Within this prophetic utterance the battle between leaf-after-leaf Pre-Raphaelite detail and the generality of Impressionism was accurately predicted. Truth, for Clausen, as is evident in the newly rediscovered The Budding Tree, lay in the authenticity of the encounter, just as the truth of Bastien-Lepage’s peasants of the 1880s had been in representing them ‘as they lived’.6 So also the tree, no matter how ignoble, must be presented as it exists, inhabiting space and filtering light through its branches. Trees were not the ornamentation of landscape as they were for some, nor were they freighted with jingoism. The decorative appendage was not what Clausen saw – any more than Samuel Palmer’s blossoming Kentish apple tree was a mere colourful embellishment. Reasoning of this sort had made The Budding Tree a creative possibility.

Yet if after 1905, when the centre of his working life had moved to the St John’s Wood studio, there were undoubted moments of frustration. ‘Lots of things I see in town I’d like to paint’, he wrote to his old friend, Havard Thomas,

… in the country one could look at a tree day after day without disturbance and get to understand it, but I’ve been drawing a little down by the river at St Paul’s Cathedral and getting there - through town knocks everything out of my head – then, there one is in the midst of agitations …7

Slow looking, getting to ‘understand it’, conveys the ambition of The Budding Tree. When he quoted Clausen’s Lectures on the subject, Rex Vicat Cole felt compelled to add, ‘familiarity will not in this pursuit breed contempt, but reverence; and casual representation will be replaced in time by free handling, acquired by appreciative knowledge and self-confidence’.8 In those still moments of the exile’s reverie, a contemplative vision emerged.

The picture stood out when shown at the Royal Academy in 1914 as one of four very different submissions.9 Accompanying The Budding Tree was Clausen’s portrait of Thomas Okey (Art Workers Guild), author, friend and fellow Guild member, a second was Primavera, a studio-based nude, and the third, In the Fields in June (National Museum of Wales, Cardiff).10 Of the four, Primavera, dominated the press reports, especially when attacked by a suffragette.11 Its instant notoriety left The Budding Tree under-appreciated at the time, and although war news dominated the papers when it was re-exhibited in Birmingham in January 1915, it was nonetheless acquired by a discerning collector. On this, rather than on the vague classical allusion of Primavera, Clausen’s path was set for the works of the 1920s. In 1917 he would purchase his own labourer’s cottage on Duton Hill and construct a country studio in its garden, so that from here the patient study of light and air in the slow sequences of rebirth in nature could continue.12 The artist was no romantic pantheist, but he nevertheless addressed the ‘sentiment of nature’ which, in the great scheme of things, mirrored mankind’s rise and fall. For this he was applauded, as a ‘true impressionist’ who ‘does his best when he is entirely possessed by some real scene … and loses himself as soon as he loses contact with reality’.13

The Budding Tree leads us directly to Sunrise on the Road (1920, oil on canvas, Ulster Museum, Belfast) and the many landscapes of the inter-war period in which light is only truly perceived as it dissolves into and through the branches of a tree. The 1914 picture contained all the wisdom he had found in studying the work of Claude Lorrain.

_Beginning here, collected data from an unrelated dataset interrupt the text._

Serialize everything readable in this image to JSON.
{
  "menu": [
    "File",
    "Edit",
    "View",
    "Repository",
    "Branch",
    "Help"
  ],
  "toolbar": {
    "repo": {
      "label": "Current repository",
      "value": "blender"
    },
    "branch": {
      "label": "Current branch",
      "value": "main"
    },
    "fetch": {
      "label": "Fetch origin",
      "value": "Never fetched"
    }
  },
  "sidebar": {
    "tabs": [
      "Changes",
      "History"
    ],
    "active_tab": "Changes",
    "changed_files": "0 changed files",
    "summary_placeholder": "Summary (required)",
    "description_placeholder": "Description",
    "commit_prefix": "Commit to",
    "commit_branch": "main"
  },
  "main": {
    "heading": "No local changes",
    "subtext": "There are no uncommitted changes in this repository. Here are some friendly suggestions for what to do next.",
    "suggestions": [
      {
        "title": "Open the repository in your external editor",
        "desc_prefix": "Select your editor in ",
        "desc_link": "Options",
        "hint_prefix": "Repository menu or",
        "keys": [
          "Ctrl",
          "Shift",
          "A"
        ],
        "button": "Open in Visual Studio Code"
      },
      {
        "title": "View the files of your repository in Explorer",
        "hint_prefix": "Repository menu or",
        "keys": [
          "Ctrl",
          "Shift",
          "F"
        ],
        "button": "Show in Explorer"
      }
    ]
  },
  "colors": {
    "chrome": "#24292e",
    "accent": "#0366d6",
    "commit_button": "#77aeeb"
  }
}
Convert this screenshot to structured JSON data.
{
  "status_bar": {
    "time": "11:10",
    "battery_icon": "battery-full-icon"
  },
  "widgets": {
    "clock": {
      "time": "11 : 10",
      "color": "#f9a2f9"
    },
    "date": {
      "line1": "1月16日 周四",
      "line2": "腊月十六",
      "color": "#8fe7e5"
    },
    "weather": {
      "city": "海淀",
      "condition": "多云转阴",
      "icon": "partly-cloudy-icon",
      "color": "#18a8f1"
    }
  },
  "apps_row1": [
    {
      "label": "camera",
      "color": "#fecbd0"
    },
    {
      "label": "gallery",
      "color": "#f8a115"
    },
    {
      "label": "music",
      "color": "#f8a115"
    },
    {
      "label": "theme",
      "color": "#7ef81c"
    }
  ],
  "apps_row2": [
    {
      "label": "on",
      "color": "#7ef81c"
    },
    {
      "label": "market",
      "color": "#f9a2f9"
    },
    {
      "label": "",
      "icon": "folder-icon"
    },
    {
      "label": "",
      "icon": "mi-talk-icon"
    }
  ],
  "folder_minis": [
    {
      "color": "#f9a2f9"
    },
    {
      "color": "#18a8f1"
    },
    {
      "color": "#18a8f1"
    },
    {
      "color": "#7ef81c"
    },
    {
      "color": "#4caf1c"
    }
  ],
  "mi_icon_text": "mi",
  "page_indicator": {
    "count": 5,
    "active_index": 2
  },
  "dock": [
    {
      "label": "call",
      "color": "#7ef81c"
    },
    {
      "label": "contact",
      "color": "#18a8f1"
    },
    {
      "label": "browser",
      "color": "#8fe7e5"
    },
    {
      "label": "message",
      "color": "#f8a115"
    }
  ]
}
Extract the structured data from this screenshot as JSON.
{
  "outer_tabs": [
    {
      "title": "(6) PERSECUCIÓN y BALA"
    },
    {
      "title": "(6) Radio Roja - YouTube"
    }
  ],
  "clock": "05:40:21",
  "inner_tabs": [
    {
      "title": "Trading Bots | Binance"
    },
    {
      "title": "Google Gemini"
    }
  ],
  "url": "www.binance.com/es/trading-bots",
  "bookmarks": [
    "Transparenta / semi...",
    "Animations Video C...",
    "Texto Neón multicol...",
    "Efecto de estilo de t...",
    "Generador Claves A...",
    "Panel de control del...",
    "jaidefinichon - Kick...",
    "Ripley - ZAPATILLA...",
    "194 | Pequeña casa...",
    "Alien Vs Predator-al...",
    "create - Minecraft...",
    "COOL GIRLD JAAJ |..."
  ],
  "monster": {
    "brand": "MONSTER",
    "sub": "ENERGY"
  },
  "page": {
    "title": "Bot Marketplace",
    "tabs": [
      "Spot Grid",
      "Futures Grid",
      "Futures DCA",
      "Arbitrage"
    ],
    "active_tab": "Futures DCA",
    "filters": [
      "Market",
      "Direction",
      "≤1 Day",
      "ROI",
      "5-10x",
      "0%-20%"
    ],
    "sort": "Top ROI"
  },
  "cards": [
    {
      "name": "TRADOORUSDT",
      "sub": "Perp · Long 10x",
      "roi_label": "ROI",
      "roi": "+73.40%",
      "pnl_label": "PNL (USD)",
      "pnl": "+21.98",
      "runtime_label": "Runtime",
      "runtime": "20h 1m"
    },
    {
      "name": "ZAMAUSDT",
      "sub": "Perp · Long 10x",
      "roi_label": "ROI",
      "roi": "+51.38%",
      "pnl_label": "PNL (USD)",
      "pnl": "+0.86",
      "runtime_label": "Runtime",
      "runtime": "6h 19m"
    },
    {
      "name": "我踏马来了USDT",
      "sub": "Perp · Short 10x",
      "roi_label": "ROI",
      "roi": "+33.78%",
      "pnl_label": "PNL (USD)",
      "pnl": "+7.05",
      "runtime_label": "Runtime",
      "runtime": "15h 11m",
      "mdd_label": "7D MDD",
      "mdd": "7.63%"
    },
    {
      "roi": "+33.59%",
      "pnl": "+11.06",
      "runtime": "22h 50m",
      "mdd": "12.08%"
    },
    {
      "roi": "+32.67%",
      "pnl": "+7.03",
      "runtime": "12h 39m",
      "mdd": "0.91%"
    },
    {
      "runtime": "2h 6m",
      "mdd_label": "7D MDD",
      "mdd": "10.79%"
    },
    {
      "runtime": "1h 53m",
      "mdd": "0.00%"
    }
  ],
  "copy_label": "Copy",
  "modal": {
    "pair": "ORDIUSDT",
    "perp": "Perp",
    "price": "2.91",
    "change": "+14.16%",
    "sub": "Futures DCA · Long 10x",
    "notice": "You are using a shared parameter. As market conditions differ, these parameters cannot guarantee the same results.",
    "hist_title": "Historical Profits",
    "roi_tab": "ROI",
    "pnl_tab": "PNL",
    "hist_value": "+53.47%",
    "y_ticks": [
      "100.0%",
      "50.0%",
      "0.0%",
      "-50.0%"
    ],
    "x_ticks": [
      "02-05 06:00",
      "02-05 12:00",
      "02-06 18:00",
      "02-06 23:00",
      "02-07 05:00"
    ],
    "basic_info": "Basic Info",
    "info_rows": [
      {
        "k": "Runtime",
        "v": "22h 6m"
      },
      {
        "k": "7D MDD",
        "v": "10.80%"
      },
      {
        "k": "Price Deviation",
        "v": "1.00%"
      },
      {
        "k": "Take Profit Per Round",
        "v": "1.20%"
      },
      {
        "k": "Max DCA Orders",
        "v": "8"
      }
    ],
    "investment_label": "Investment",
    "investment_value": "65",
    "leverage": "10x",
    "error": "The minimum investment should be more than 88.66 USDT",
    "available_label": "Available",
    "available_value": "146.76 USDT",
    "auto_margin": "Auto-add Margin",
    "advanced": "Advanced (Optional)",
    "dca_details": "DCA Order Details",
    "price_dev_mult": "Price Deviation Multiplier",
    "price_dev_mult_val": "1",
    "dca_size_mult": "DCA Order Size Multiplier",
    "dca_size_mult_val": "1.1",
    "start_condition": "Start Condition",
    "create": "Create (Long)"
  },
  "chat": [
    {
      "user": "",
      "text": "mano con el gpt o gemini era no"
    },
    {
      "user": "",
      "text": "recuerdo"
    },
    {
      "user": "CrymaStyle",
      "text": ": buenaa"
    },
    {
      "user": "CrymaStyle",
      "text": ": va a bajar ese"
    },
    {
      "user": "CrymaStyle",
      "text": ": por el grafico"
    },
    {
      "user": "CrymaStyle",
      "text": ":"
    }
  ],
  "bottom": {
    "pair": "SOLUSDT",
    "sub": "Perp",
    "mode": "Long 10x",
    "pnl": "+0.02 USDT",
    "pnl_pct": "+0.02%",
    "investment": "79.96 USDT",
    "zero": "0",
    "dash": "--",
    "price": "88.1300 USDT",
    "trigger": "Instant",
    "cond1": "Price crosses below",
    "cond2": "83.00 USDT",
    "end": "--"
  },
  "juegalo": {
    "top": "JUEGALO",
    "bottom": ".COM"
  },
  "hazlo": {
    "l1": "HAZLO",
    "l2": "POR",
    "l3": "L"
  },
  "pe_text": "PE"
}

‘The subject is not the marriage’, he declared, when describing Claude’s The Marriage of Isaac and Rebecca (National Gallery, London),

… but the beautiful peep of sunlit country seen through trees. In this picture we may mark how the dark trees accent the sky and the river, and how they have to be painted to express the lightness of the sky. Their colour is sacrificed to their tone. Claude did not wish us to look really at anything but the stretch of open country. We notice the trees, but our eye goes through to the distance … 14

The understanding expressed in the landscapes of the 1920s is thus prefigured in The Budding Tree. It was the lodestar that carried Clausen through war and pandemic, and its promise of rebirth, became an article of faith. And while recording it demanded serious scrutiny, the wonder remained and was forever.